La finance telle qu'elle fonctionne aujourrd'hui a des pratiques qui sont antinomiques avec la transition écologique, que ce soit le trading à haute fréquence ou la gestion passive. L'essentiel de la gestion d'actifs est de la gestion passive : pour limiter les coûts, on reproduit les indices, mais ces indices, c'est l'économie telle qu'elle est et non telle qu'elle devrait être. La gestion passive ne permet pas de réallouer les fonds, c'est bien au contraire une entrave à la réallocation des fonds. De la même manière, la Banque centrale européenne (BCE) dit qu'elle doit respecter la neutralité de marché dans ses interventions et ne pas distordre les prix relatifs, empêchant donc toute évolution. Il y a donc un problème de volontarisme dans la manière dont les choses sont faites.

Il me paraît évident qu'il nous faut nous doter d'une taxonomie brune, qui serait l'équivalent de la taxonomie verte.
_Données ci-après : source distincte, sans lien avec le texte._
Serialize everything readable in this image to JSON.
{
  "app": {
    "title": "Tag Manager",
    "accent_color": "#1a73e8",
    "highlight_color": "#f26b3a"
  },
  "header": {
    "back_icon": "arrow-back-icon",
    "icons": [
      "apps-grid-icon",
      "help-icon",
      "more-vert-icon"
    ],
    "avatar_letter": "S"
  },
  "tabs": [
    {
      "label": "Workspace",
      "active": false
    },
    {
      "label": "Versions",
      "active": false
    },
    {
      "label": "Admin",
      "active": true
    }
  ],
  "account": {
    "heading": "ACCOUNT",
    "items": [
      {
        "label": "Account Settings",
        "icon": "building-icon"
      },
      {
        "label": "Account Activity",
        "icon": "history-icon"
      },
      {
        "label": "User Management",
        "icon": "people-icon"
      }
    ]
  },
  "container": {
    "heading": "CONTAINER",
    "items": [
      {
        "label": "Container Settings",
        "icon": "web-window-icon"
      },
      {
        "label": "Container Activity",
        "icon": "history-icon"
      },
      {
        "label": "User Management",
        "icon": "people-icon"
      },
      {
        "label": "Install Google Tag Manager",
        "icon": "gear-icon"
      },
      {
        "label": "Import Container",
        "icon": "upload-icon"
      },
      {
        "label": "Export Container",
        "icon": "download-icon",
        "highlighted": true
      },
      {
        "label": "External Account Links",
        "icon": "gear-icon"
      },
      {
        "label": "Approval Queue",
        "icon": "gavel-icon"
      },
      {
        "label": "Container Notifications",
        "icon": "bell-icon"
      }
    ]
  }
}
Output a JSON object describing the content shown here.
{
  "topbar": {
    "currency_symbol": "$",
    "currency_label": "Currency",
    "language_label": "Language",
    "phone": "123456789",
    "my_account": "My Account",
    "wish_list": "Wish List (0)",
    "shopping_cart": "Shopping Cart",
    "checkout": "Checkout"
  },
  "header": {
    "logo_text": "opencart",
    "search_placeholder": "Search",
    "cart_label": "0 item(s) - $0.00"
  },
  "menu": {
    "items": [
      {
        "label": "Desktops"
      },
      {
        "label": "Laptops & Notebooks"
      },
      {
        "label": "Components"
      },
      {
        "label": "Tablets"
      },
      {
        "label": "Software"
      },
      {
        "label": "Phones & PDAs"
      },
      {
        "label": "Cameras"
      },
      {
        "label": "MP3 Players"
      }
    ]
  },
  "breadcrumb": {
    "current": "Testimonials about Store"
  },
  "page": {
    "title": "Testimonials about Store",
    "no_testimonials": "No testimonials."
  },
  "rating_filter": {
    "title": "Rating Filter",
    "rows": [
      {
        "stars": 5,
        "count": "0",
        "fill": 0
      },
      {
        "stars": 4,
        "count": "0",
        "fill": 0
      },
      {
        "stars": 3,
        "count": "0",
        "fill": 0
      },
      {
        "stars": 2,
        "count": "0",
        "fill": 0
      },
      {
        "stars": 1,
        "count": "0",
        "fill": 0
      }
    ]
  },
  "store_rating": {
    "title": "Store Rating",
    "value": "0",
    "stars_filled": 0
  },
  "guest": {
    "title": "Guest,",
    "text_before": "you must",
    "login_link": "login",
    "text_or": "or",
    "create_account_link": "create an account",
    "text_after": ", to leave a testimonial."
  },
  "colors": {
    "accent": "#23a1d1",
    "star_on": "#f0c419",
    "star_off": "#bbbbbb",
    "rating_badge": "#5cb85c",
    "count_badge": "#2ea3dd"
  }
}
La France n'est pas très allante dans ce domaine mais le Network for Greening the Financial System (NGFS), qui regroupe des banques centrales et des superviseurs au niveau mondial, plaide en faveur de cette taxonomie. Si on veut améliorer la transparence de l'information et sa standardisation, il ne faut pas le faire que pour le vert, il faut également le faire pour les activités dans lesquelles on doit désinvestir.

L'activisme actionnarial est une piste de transformation et d'incitation des grands groupes à agir pour la transition écologique. L'activisme actionnarial avait jusqu'ici mauvaise presse, on considérait que son objectif était seulement d'augmenter la profitabilité des entreprises (le return on equity, ROE), avec l'adoption de résolutions qui ont conduit à des plans de licenciement. Cependant, on peut également avoir un activisme actionnarial climatique, des associations d'intérêt des investisseurs qui prendraient volontairement des parts substantielles dans certaines sociétés pour faire bouger les choses.

Pour ce qui est des leviers sur lesquels il faut agir - taxe sur les transactions financières, réglementations et régulations - l'urgence est telle qu'il faut agir sur tous les leviers, qui sont complémentaires. Quand je parle d'urgence à agir, il faut bien comprendre qu'on a entre 10 et 15 ans avant d'avoir épuisé ce qu'on appelle « le budget carbone », que l'on est tout à fait capable de mesurer. Le budget carbone, c'est combien de gaz à effet de serre on peut encore émettre pour rester sous la trajectoire des 2°C d'ici 2100. Actuellement, si on brûle toutes les réserves fossiles qui sont déjà valorisées au bilan des entreprises, on est sur une trajectoire de 4°C à 6°C. Cela veut donc dire qu'il faut complètement arrêter les nouvelles prospections. C'est bien pour cette raison que l'on propose, avec Finance Watch et Thierry Philipponnat, son directeur, que toute nouvelle prospection soit financée à 100 % par du capital et non par de la dette, puisque c'est trop risqué, même dans une logique financière. Il ne faut plus prospecter puisqu'il ne faut même plus brûler ce que l'on a déjà valorisé si l'on veut que notre planète demeure vivable pour les générations futures.